TOASTER („Polwechsel 2“, Auszug, rec. 1998, John Butcher, sax, Burkhard Stangl, g, Michael Moser, vc, g, Werner Dafeldecker, b, g, electr. hat[now]ART-CD).

NB: Das ist wieder eine Anlage, die einfach ist - und unnarzistisch, es geht um eine bestimmte Klanglichkeit, um ein bestimmtes Konzept, das mich überzeugt, das ich mag, dieses Unprätentiöse... Was ich wichtig finde ist, dass die Instrumente sich entkörperlichen, es nur noch um den Sound geht, ego-los, mit Bildern, Klängen, eigenen Landschaften...


FEIGENWINTER/OESTER/PFAMMATTER:

AU PRIVAVE („Because You Knew“, rec. 2002, EmArcy-CD).

NB: Jarrett ..., nein, nein! Es ist Hans! – wurde mir gleich bei der zweiten Linie klar, wo die Polyphonie kam – super, super! – ist der Beweis, dass man zu einem klassischen Parker-Tune immer noch was zu sagen haben kann.
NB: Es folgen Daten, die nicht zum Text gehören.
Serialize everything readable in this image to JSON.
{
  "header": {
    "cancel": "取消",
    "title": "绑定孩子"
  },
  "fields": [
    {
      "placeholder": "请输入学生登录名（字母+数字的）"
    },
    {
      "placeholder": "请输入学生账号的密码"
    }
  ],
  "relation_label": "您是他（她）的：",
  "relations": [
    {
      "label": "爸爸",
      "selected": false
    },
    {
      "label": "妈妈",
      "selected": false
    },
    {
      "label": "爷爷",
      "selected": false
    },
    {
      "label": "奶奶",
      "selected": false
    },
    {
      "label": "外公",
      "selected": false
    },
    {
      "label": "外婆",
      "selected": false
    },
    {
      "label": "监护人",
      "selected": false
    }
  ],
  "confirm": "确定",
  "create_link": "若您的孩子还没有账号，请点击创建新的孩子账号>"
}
Das ist auf der Höhe der Zeit des Pianos – es ist Polyphonie drin... In der Entwicklung der Linien steht ein absolut klarer Geist dahinter, gleichzeitig ist es total hip, aber auch eigenständig phrasiert, nicht epigonal... Ich hör ja nicht mehr viel „traditionellen“ Jazz, aber das hier ist spannend zu verfolgen, auch, weil das Piano hier einen Schritt weitergeführt wird, in seiner Polyphonie absolut sinnvoll... Da gibts auch international wenige, die das noch können – eine absolute Top-Platte, eigenständig, unprätentiös, sec..., grösste Freiheit durch Beschränkung, mit extremem strukturellem Bewusstsein – auf einem sehr hohen musikalischen, handwerklichen und bewusstseinsmässigen Level – eine Spitzenplatte, sensationell. Die kauf ich mir!. 


Nik Bärtsch, herzlichen Dank fürs Mitmachen.